Dear God, anything but that.

Would Jordan take his elixir? Would he somehow know the woman in his arms was not the same one who’d been there weeks ago?

Did he ever think back to that night? Of course, it had been a momentous night for her while it had only been a drunken dream to him.

The three of them—Gran, Reese, and Josephine—kept the conversation going. Did they even notice she and Jordan didn’t say more than a word or two?

She really didn’t want to be here and felt almost as petulant as a child. Perhaps she would invent a fever, something to keep her in her room until after the wedding. Illness wouldn’t be far off from what she truly felt.

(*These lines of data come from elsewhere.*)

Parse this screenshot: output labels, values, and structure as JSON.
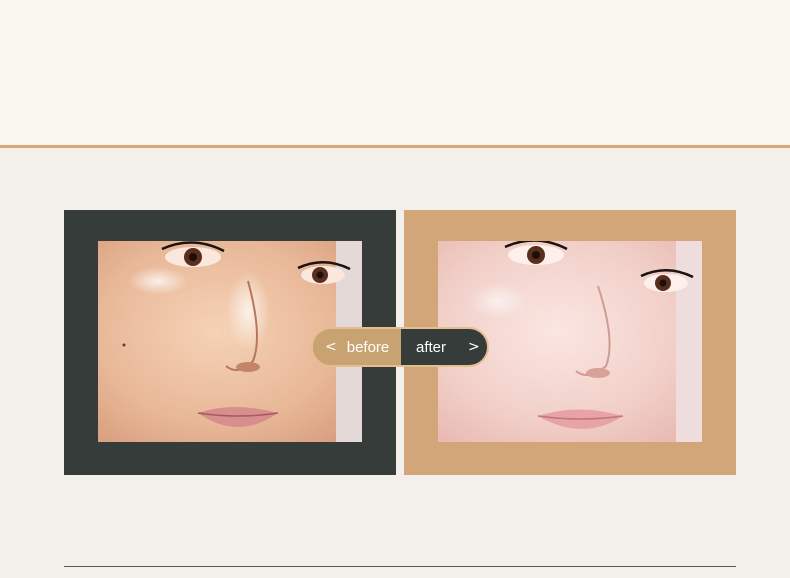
{
  "comparison": {
    "before_label": "before",
    "after_label": "after",
    "prev_glyph": "<",
    "next_glyph": ">",
    "selected": "after"
  },
  "colors": {
    "background": "#f3f0ec",
    "top_band": "#faf7f1",
    "accent_rule": "#d9a877",
    "before_frame": "#363c3a",
    "after_frame": "#d2a679"
  },
  "images": {
    "before_photo": "face-before-photo",
    "after_photo": "face-after-photo"
  }
}
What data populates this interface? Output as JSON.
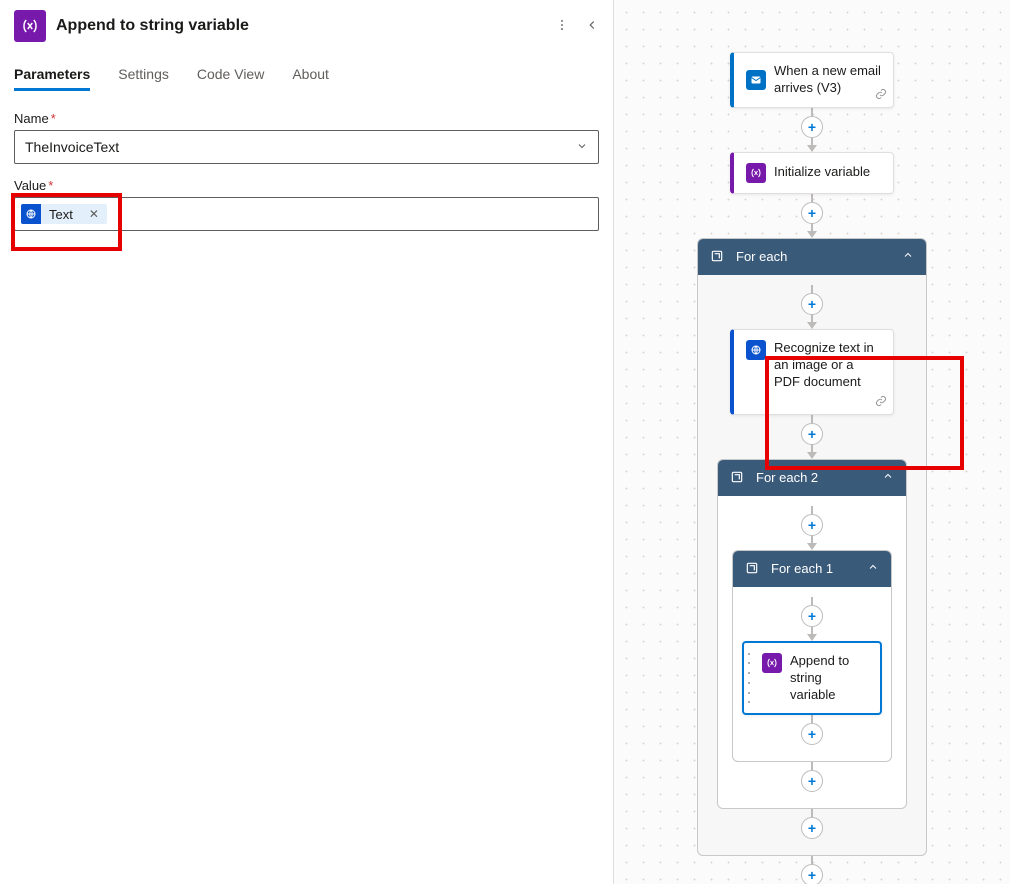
{
  "panel": {
    "title": "Append to string variable",
    "icon_label": "{x}"
  },
  "tabs": [
    "Parameters",
    "Settings",
    "Code View",
    "About"
  ],
  "form": {
    "name_label": "Name",
    "name_value": "TheInvoiceText",
    "value_label": "Value",
    "token": {
      "text": "Text"
    }
  },
  "canvas": {
    "cards": {
      "trigger": "When a new email arrives (V3)",
      "init_var": "Initialize variable",
      "for_each": "For each",
      "recognize": "Recognize text in an image or a PDF document",
      "for_each_2": "For each 2",
      "for_each_1": "For each 1",
      "append": "Append to string variable"
    }
  }
}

Thunder suddenly rumbled overhead. Martha looked up at the ceiling. When she was a little girl, she’d thought thunder was God’s way of demonstrating his anger. Evidently, she and God were in the same mood tonight.

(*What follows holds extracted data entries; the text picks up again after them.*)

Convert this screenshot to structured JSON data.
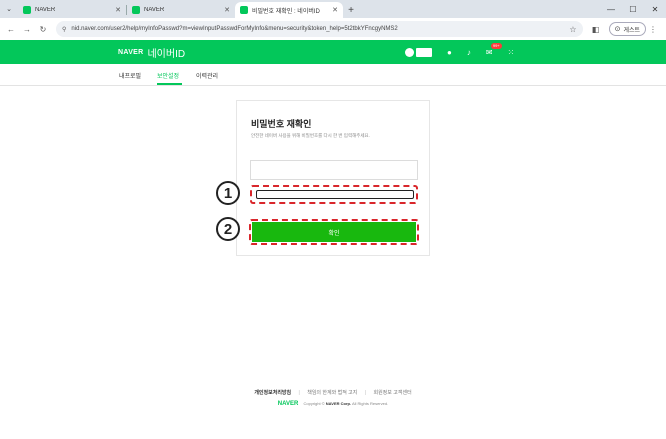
{
  "browser": {
    "tabs": [
      {
        "title": "NAVER",
        "active": false
      },
      {
        "title": "NAVER",
        "active": false
      },
      {
        "title": "비밀번호 재확인 : 네이버ID",
        "active": true
      }
    ],
    "new_tab": "+",
    "url": "nid.naver.com/user2/help/myInfoPasswd?m=viewInputPasswdForMyInfo&menu=security&token_help=5t2tbkYFncgyNMS2",
    "profile_label": "게스트"
  },
  "header": {
    "logo": "NAVER",
    "title": "네이버ID",
    "mail_badge": "99+"
  },
  "subnav": {
    "items": [
      "내프로필",
      "보안설정",
      "이력관리"
    ],
    "active_index": 1
  },
  "form": {
    "heading": "비밀번호 재확인",
    "description": "안전한 네이버 사용을 위해 비밀번호를 다시 한 번 입력해주세요.",
    "id_value": "",
    "password_value": "",
    "confirm_label": "확인"
  },
  "markers": {
    "step1": "1",
    "step2": "2"
  },
  "footer": {
    "links": [
      "개인정보처리방침",
      "책임의 한계와 법적 고지",
      "회원정보 고객센터"
    ],
    "copyright_prefix": "Copyright ©",
    "company": "NAVER Corp.",
    "rights": "All Rights Reserved.",
    "logo": "NAVER"
  },
  "colors": {
    "brand": "#03c75a",
    "confirm_button": "#18b80e",
    "highlight": "#d9262b"
  }
}
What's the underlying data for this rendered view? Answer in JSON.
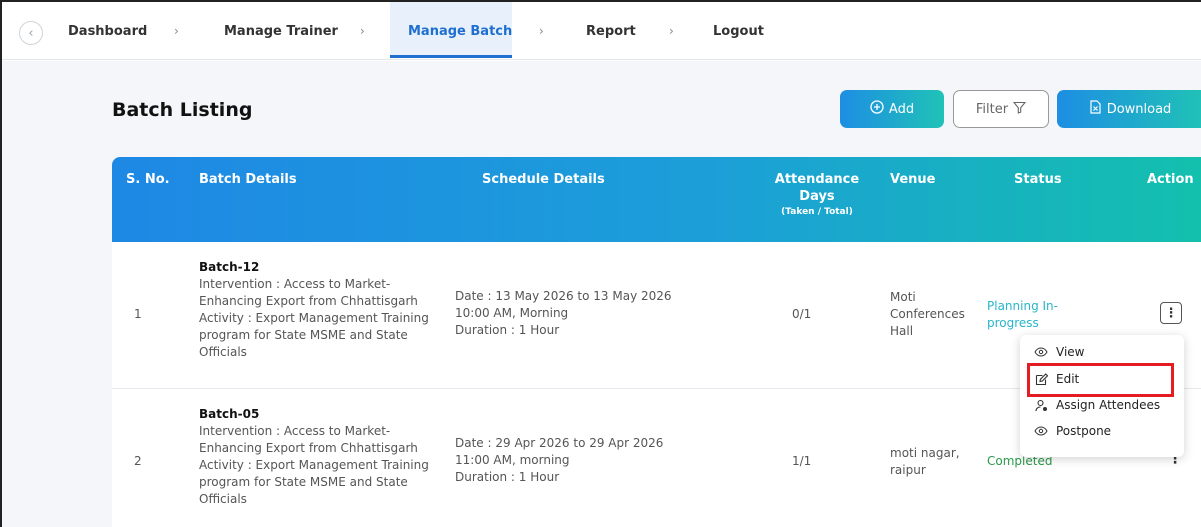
{
  "nav": {
    "items": [
      {
        "label": "Dashboard"
      },
      {
        "label": "Manage Trainer"
      },
      {
        "label": "Manage Batch"
      },
      {
        "label": "Report"
      },
      {
        "label": "Logout"
      }
    ],
    "separator": "›"
  },
  "page": {
    "title": "Batch Listing",
    "add_label": "Add",
    "filter_label": "Filter",
    "download_label": "Download"
  },
  "table": {
    "headers": {
      "sno": "S. No.",
      "batch": "Batch Details",
      "schedule": "Schedule Details",
      "attendance_1": "Attendance",
      "attendance_2": "Days",
      "attendance_3": "(Taken / Total)",
      "venue": "Venue",
      "status": "Status",
      "action": "Action"
    },
    "rows": [
      {
        "sno": "1",
        "batch_name": "Batch-12",
        "detail_1": "Intervention : Access to Market-",
        "detail_2": "Enhancing Export from Chhattisgarh",
        "detail_3": "Activity : Export Management Training",
        "detail_4": "program for State MSME and State",
        "detail_5": "Officials",
        "date": "Date : 13 May 2026 to 13 May 2026",
        "time": "10:00 AM, Morning",
        "duration": "Duration : 1 Hour",
        "attendance": "0/1",
        "venue_1": "Moti",
        "venue_2": "Conferences",
        "venue_3": "Hall",
        "status_1": "Planning In-",
        "status_2": "progress"
      },
      {
        "sno": "2",
        "batch_name": "Batch-05",
        "detail_1": "Intervention : Access to Market-",
        "detail_2": "Enhancing Export from Chhattisgarh",
        "detail_3": "Activity : Export Management Training",
        "detail_4": "program for State MSME and State",
        "detail_5": "Officials",
        "date": "Date : 29 Apr 2026 to 29 Apr 2026",
        "time": "11:00 AM, morning",
        "duration": "Duration : 1 Hour",
        "attendance": "1/1",
        "venue_1": "moti nagar,",
        "venue_2": "raipur",
        "status_1": "Completed"
      }
    ]
  },
  "action_menu": {
    "view": "View",
    "edit": "Edit",
    "assign": "Assign Attendees",
    "postpone": "Postpone"
  },
  "kebab_glyph": "⋮",
  "colors": {
    "accent": "#1f6fd1",
    "gradient_start": "#1e88e5",
    "gradient_end": "#13c0ad",
    "planning": "#27b6c9",
    "completed": "#2a9a4a",
    "highlight": "#e41d25"
  }
}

She really didn’t want to talk about ribbon and fabric and song selections and trays of biscuits. Everyone knew Josephine’s wedding and reception would be lavish despite the short notice. All the shopkeepers from here to London had been pressed into service. They’d hired dozens of extra servants. Heaven knows what they’d spent.

She just wanted it all to stop.

“I think I’ve discovered what my father did,” she said when Josephine took a breath.

There, that stopped the talk of the wedding. The two men turned to look at her. Jordan even put his fork down, his attention on her.

Josephine started to say something, but it was Gran who lifted her hand to silence her. Surprisingly, her sister subsided into a pout.

“I think it has to do with the rudder,” Martha said, and explained in more detail.

Jordan nodded thoughtfully while Reese looked on.

“Have you tested it yet?” Jordan asked.

She shook her head. “No, not yet, but if it’s a fair day tomorrow I will.”

“I absolutely refuse,” Josephine said, ignoring Gran’s look. “Must we have talk about that silly ship at the dinner table?”

There was so much wrong with her comment that Martha was silenced.That silly shipwas the reason their father had died.That silly shipwas of great interest to the man she was going to marry in a matter of days.

Standing, Martha forced a smile to her face. “If you’ll excuse me,” she said.

Without a glance toward her grandmother, she left the dining room, making her way back upstairs. Until the wedding, she was going to eat in her room, regardless of the York reputation for politeness.

Chapter 27

Martha hadn’t been able to sleep well. Part of it was the knowledge that Jordan was beneath Griffin House’s roof.

He was as handsome as he’d been weeks ago. She wanted to stare at him at dinner, mark the changes in the past few weeks. He looked tired. Did regret strip him of his sleep? Now she couldn’t stop herself from recalling everything she noticed from her quick glances: how his hair was longer and how much easier he seemed to move. Was his leg improving?

Finally, when the sky was light, she rose, but didn’t ring for her maid. Instead, she dressed in one of her oldest dresses, something suitable to her intentions for the day.

She wasn’t trying to impress anyone. Jordan wouldn’t be stunned by her beauty or silenced in admiration of her grace and poise. She was only herself, Martha York, and this morning she was going to prove her father’s invention worked.

Jordan had the strangest sensation he’d been here before, seated in a large library on the other side of a desk presided over by an officious-looking gentleman.

The man was not unlike the Hamilton family solicitor. He had bushy muttonchop sideburns, a whitish-gray head of hair, and an air of competency. The only thing he didn’t have was a funereal expression. That’s because, no doubt, he was accustomed to smoothing the way for copious amounts of York money to be transmitted to various places and personages.

Jordan’s solicitor had presided over one thing: the announcement of the deplorable state of the Hamilton funds.